High-Data-Density, High-Decoding-Speed, and High-Decoding-Accuracy DNA Data Ink for Digital Preservation

DNA-based storage offers exceptional information density, durability, and energy efficiency compared to conventional digital media, yet practical implementation faces challenges including high synthesis costs, sequencing errors, and slow access speeds. Here, we present an integrated DNA storage system with optimized encoding and processing strategies to address practical implementation issues.

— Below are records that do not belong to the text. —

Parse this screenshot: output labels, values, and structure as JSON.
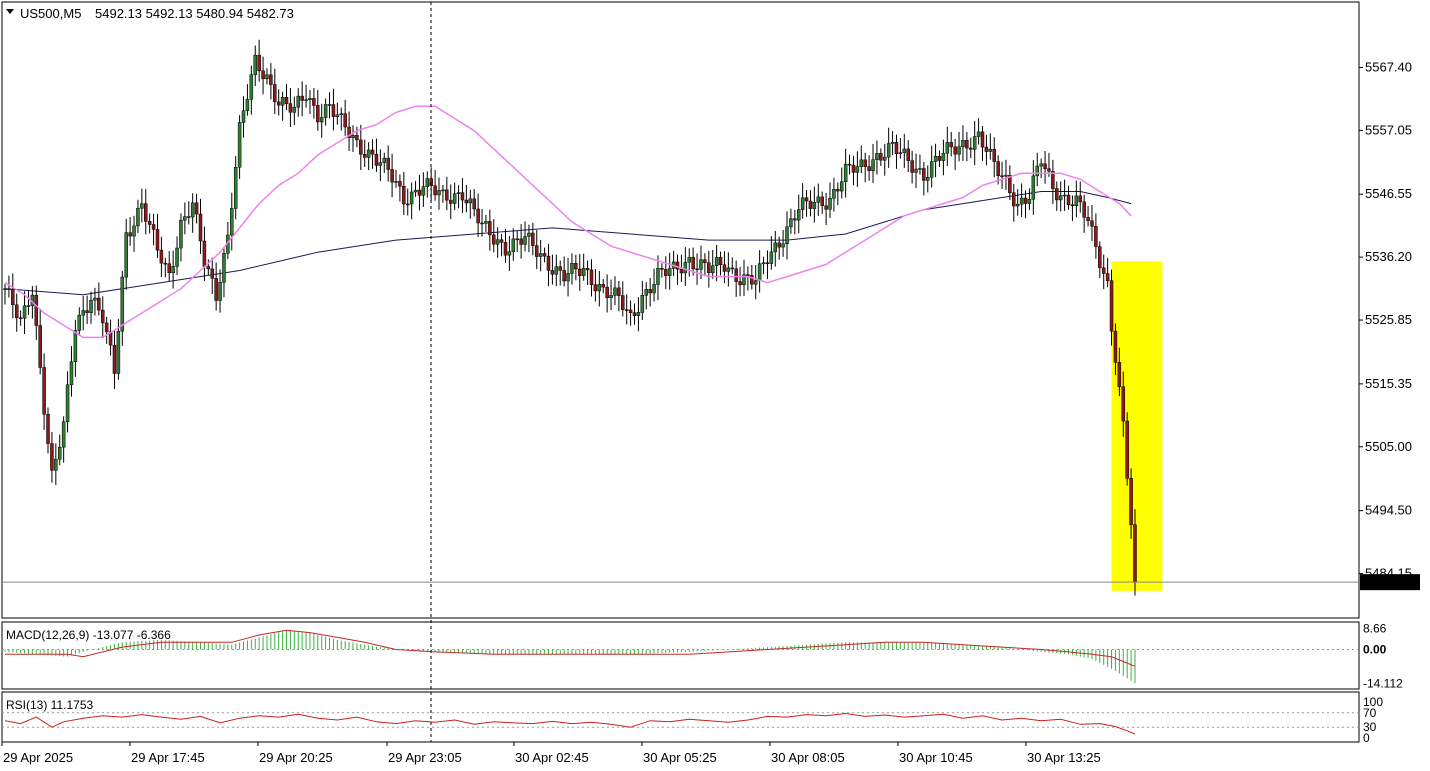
{
  "header": {
    "symbol": "US500,M5",
    "ohlc": "5492.13 5492.13 5480.94 5482.73"
  },
  "colors": {
    "bull": "#2e7d32",
    "bear": "#8b1a1a",
    "ma_fast": "#ee82ee",
    "ma_slow": "#1a1a55",
    "highlight": "#ffff00",
    "macd_hist": "#3cb043",
    "macd_signal": "#c62828",
    "rsi": "#cc1f1f",
    "current_price_bg": "#000000",
    "current_price_text": "#ffffff"
  },
  "chart_data": {
    "type": "candlestick",
    "instrument": "US500",
    "timeframe": "M5",
    "ylim": [
      5477.0,
      5578.0
    ],
    "y_ticks": [
      "5567.40",
      "5557.05",
      "5546.55",
      "5536.20",
      "5525.85",
      "5515.35",
      "5505.00",
      "5494.50",
      "5484.15"
    ],
    "current_price": "5482.73",
    "x_labels": [
      "29 Apr 2025",
      "29 Apr 17:45",
      "29 Apr 20:25",
      "29 Apr 23:05",
      "30 Apr 02:45",
      "30 Apr 05:25",
      "30 Apr 08:05",
      "30 Apr 10:45",
      "30 Apr 13:25"
    ],
    "close_path": [
      [
        0,
        5531
      ],
      [
        4,
        5525
      ],
      [
        7,
        5531
      ],
      [
        10,
        5512
      ],
      [
        12,
        5500
      ],
      [
        15,
        5508
      ],
      [
        18,
        5525
      ],
      [
        22,
        5530
      ],
      [
        25,
        5526
      ],
      [
        28,
        5517
      ],
      [
        31,
        5540
      ],
      [
        35,
        5545
      ],
      [
        39,
        5537
      ],
      [
        42,
        5533
      ],
      [
        45,
        5542
      ],
      [
        48,
        5545
      ],
      [
        51,
        5535
      ],
      [
        54,
        5530
      ],
      [
        57,
        5540
      ],
      [
        60,
        5557
      ],
      [
        64,
        5568
      ],
      [
        67,
        5566
      ],
      [
        70,
        5562
      ],
      [
        74,
        5560
      ],
      [
        77,
        5563
      ],
      [
        80,
        5560
      ],
      [
        83,
        5561
      ],
      [
        86,
        5558
      ],
      [
        90,
        5555
      ],
      [
        94,
        5553
      ],
      [
        98,
        5550
      ],
      [
        102,
        5546
      ],
      [
        107,
        5548
      ],
      [
        112,
        5546
      ],
      [
        117,
        5547
      ],
      [
        122,
        5541
      ],
      [
        128,
        5538
      ],
      [
        133,
        5539
      ],
      [
        138,
        5536
      ],
      [
        143,
        5533
      ],
      [
        148,
        5534
      ],
      [
        153,
        5531
      ],
      [
        157,
        5529
      ],
      [
        160,
        5526
      ],
      [
        163,
        5530
      ],
      [
        167,
        5533
      ],
      [
        171,
        5534
      ],
      [
        175,
        5536
      ],
      [
        180,
        5534
      ],
      [
        184,
        5535
      ],
      [
        188,
        5533
      ],
      [
        192,
        5532
      ],
      [
        195,
        5536
      ],
      [
        199,
        5540
      ],
      [
        203,
        5544
      ],
      [
        207,
        5545
      ],
      [
        211,
        5546
      ],
      [
        215,
        5550
      ],
      [
        219,
        5551
      ],
      [
        223,
        5553
      ],
      [
        227,
        5554
      ],
      [
        231,
        5552
      ],
      [
        235,
        5550
      ],
      [
        240,
        5553
      ],
      [
        245,
        5555
      ],
      [
        249,
        5556
      ],
      [
        253,
        5551
      ],
      [
        256,
        5549
      ],
      [
        259,
        5545
      ],
      [
        262,
        5546
      ],
      [
        265,
        5552
      ],
      [
        268,
        5548
      ],
      [
        271,
        5546
      ],
      [
        274,
        5545
      ],
      [
        277,
        5542
      ],
      [
        280,
        5536
      ],
      [
        282,
        5532
      ],
      [
        283,
        5525
      ],
      [
        284,
        5520
      ],
      [
        285,
        5514
      ],
      [
        286,
        5508
      ],
      [
        287,
        5500
      ],
      [
        288,
        5492
      ],
      [
        289,
        5482.73
      ]
    ],
    "ma_fast": [
      [
        0,
        5532
      ],
      [
        5,
        5530
      ],
      [
        10,
        5527
      ],
      [
        15,
        5525
      ],
      [
        20,
        5523
      ],
      [
        25,
        5523
      ],
      [
        30,
        5525
      ],
      [
        35,
        5527
      ],
      [
        40,
        5529
      ],
      [
        45,
        5531
      ],
      [
        50,
        5534
      ],
      [
        55,
        5537
      ],
      [
        60,
        5541
      ],
      [
        65,
        5545
      ],
      [
        70,
        5548
      ],
      [
        75,
        5550
      ],
      [
        80,
        5553
      ],
      [
        85,
        5555
      ],
      [
        90,
        5557
      ],
      [
        95,
        5558
      ],
      [
        100,
        5560
      ],
      [
        105,
        5561
      ],
      [
        110,
        5561
      ],
      [
        115,
        5559
      ],
      [
        120,
        5557
      ],
      [
        125,
        5554
      ],
      [
        130,
        5551
      ],
      [
        135,
        5548
      ],
      [
        140,
        5545
      ],
      [
        145,
        5542
      ],
      [
        150,
        5540
      ],
      [
        155,
        5538
      ],
      [
        160,
        5537
      ],
      [
        165,
        5536
      ],
      [
        170,
        5535
      ],
      [
        175,
        5534
      ],
      [
        180,
        5533
      ],
      [
        185,
        5533
      ],
      [
        190,
        5533
      ],
      [
        195,
        5532
      ],
      [
        200,
        5533
      ],
      [
        205,
        5534
      ],
      [
        210,
        5535
      ],
      [
        215,
        5537
      ],
      [
        220,
        5539
      ],
      [
        225,
        5541
      ],
      [
        230,
        5543
      ],
      [
        235,
        5544
      ],
      [
        240,
        5545
      ],
      [
        245,
        5546
      ],
      [
        250,
        5548
      ],
      [
        255,
        5549
      ],
      [
        260,
        5550
      ],
      [
        265,
        5550
      ],
      [
        270,
        5550
      ],
      [
        275,
        5549
      ],
      [
        280,
        5547
      ],
      [
        285,
        5545
      ],
      [
        288,
        5543
      ]
    ],
    "ma_slow": [
      [
        0,
        5531
      ],
      [
        20,
        5530
      ],
      [
        40,
        5532
      ],
      [
        60,
        5534
      ],
      [
        80,
        5537
      ],
      [
        100,
        5539
      ],
      [
        120,
        5540
      ],
      [
        140,
        5541
      ],
      [
        160,
        5540
      ],
      [
        180,
        5539
      ],
      [
        200,
        5539
      ],
      [
        215,
        5540
      ],
      [
        225,
        5542
      ],
      [
        235,
        5544
      ],
      [
        245,
        5545
      ],
      [
        255,
        5546
      ],
      [
        265,
        5547
      ],
      [
        275,
        5547
      ],
      [
        282,
        5546
      ],
      [
        288,
        5545
      ]
    ],
    "highlight_box": {
      "x_start": 283,
      "x_end": 296,
      "y_top": 5535.5,
      "y_bottom": 5481.3
    }
  },
  "macd": {
    "label": "MACD(12,26,9) -13.077 -6.366",
    "ylim": [
      -16,
      11
    ],
    "ticks": [
      "8.66",
      "0.00",
      "-14.112"
    ],
    "hist": [
      [
        0,
        -1
      ],
      [
        8,
        -2
      ],
      [
        16,
        -3
      ],
      [
        20,
        -1
      ],
      [
        25,
        1
      ],
      [
        30,
        3
      ],
      [
        40,
        4
      ],
      [
        50,
        3
      ],
      [
        58,
        2
      ],
      [
        65,
        5
      ],
      [
        72,
        8
      ],
      [
        78,
        7
      ],
      [
        85,
        4
      ],
      [
        92,
        2
      ],
      [
        100,
        0
      ],
      [
        110,
        -1
      ],
      [
        125,
        -2
      ],
      [
        140,
        -2
      ],
      [
        160,
        -2
      ],
      [
        175,
        -1
      ],
      [
        185,
        0
      ],
      [
        195,
        1
      ],
      [
        205,
        2
      ],
      [
        215,
        3
      ],
      [
        225,
        3
      ],
      [
        235,
        3
      ],
      [
        245,
        2
      ],
      [
        255,
        1
      ],
      [
        265,
        -1
      ],
      [
        272,
        -2
      ],
      [
        278,
        -4
      ],
      [
        283,
        -8
      ],
      [
        286,
        -11
      ],
      [
        289,
        -14
      ]
    ],
    "signal": [
      [
        0,
        -2
      ],
      [
        8,
        -2
      ],
      [
        16,
        -2
      ],
      [
        20,
        -3
      ],
      [
        25,
        -1
      ],
      [
        30,
        1
      ],
      [
        40,
        3
      ],
      [
        50,
        3
      ],
      [
        58,
        3
      ],
      [
        65,
        6
      ],
      [
        72,
        8
      ],
      [
        78,
        7
      ],
      [
        85,
        5
      ],
      [
        92,
        3
      ],
      [
        100,
        0
      ],
      [
        110,
        -1
      ],
      [
        125,
        -2
      ],
      [
        140,
        -2
      ],
      [
        160,
        -2
      ],
      [
        175,
        -2
      ],
      [
        185,
        -1
      ],
      [
        195,
        0
      ],
      [
        205,
        1
      ],
      [
        215,
        2
      ],
      [
        225,
        3
      ],
      [
        235,
        3
      ],
      [
        245,
        2
      ],
      [
        255,
        1
      ],
      [
        265,
        0
      ],
      [
        272,
        -1
      ],
      [
        278,
        -2
      ],
      [
        283,
        -3
      ],
      [
        286,
        -5
      ],
      [
        289,
        -7
      ]
    ]
  },
  "rsi": {
    "label": "RSI(13) 11.1753",
    "ticks": [
      "100",
      "70",
      "30",
      "0"
    ],
    "series": [
      [
        0,
        48
      ],
      [
        4,
        40
      ],
      [
        8,
        58
      ],
      [
        12,
        30
      ],
      [
        15,
        45
      ],
      [
        20,
        55
      ],
      [
        25,
        62
      ],
      [
        30,
        58
      ],
      [
        35,
        65
      ],
      [
        40,
        58
      ],
      [
        45,
        52
      ],
      [
        50,
        60
      ],
      [
        55,
        42
      ],
      [
        60,
        55
      ],
      [
        65,
        62
      ],
      [
        70,
        58
      ],
      [
        75,
        66
      ],
      [
        80,
        55
      ],
      [
        85,
        50
      ],
      [
        90,
        58
      ],
      [
        95,
        45
      ],
      [
        100,
        40
      ],
      [
        105,
        48
      ],
      [
        110,
        44
      ],
      [
        115,
        50
      ],
      [
        120,
        38
      ],
      [
        125,
        45
      ],
      [
        130,
        42
      ],
      [
        135,
        40
      ],
      [
        140,
        46
      ],
      [
        145,
        40
      ],
      [
        150,
        44
      ],
      [
        155,
        38
      ],
      [
        160,
        30
      ],
      [
        165,
        48
      ],
      [
        170,
        45
      ],
      [
        175,
        52
      ],
      [
        180,
        48
      ],
      [
        185,
        44
      ],
      [
        190,
        50
      ],
      [
        195,
        60
      ],
      [
        200,
        58
      ],
      [
        205,
        65
      ],
      [
        210,
        62
      ],
      [
        215,
        68
      ],
      [
        220,
        60
      ],
      [
        225,
        64
      ],
      [
        230,
        58
      ],
      [
        235,
        62
      ],
      [
        240,
        66
      ],
      [
        245,
        55
      ],
      [
        250,
        62
      ],
      [
        255,
        50
      ],
      [
        260,
        55
      ],
      [
        265,
        48
      ],
      [
        270,
        52
      ],
      [
        275,
        38
      ],
      [
        280,
        40
      ],
      [
        284,
        32
      ],
      [
        287,
        20
      ],
      [
        289,
        11.18
      ]
    ]
  }
}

Our approach achieves 9.78 bits/nt net information density with a flexible index allocation system handling data volume from 0.37 KB to 2.79 × 1022 YB. The decoding process delivers 360× faster throughput than traditional methods, processing 4.57 million reads (1.63 GB) in 34.5 s and demonstrating perfect data retrieval from down-sampled (×5.33) sequencing in 2.47 s. Our error correction system combines inner Reed-Solomon with outer XOR code, ensuring reliable recovery with large reading sequences (92,626) and low copy number data (×0.52). The streamlined NGS preparation workflow reduces processing time from ∼4.5 to ∼2 h while decreasing per-sample costs from ∼$60 to ∼$0.50. The system demonstrates versatility through high-fidelity DNA data storage ink and implementations ranging from physical stamps to VR platforms. This technology establishes a foundation for practical DNA data storage solutions applicable to cultural heritage preservation, autonomous vehicle data management, and matrix-based machine learning applications.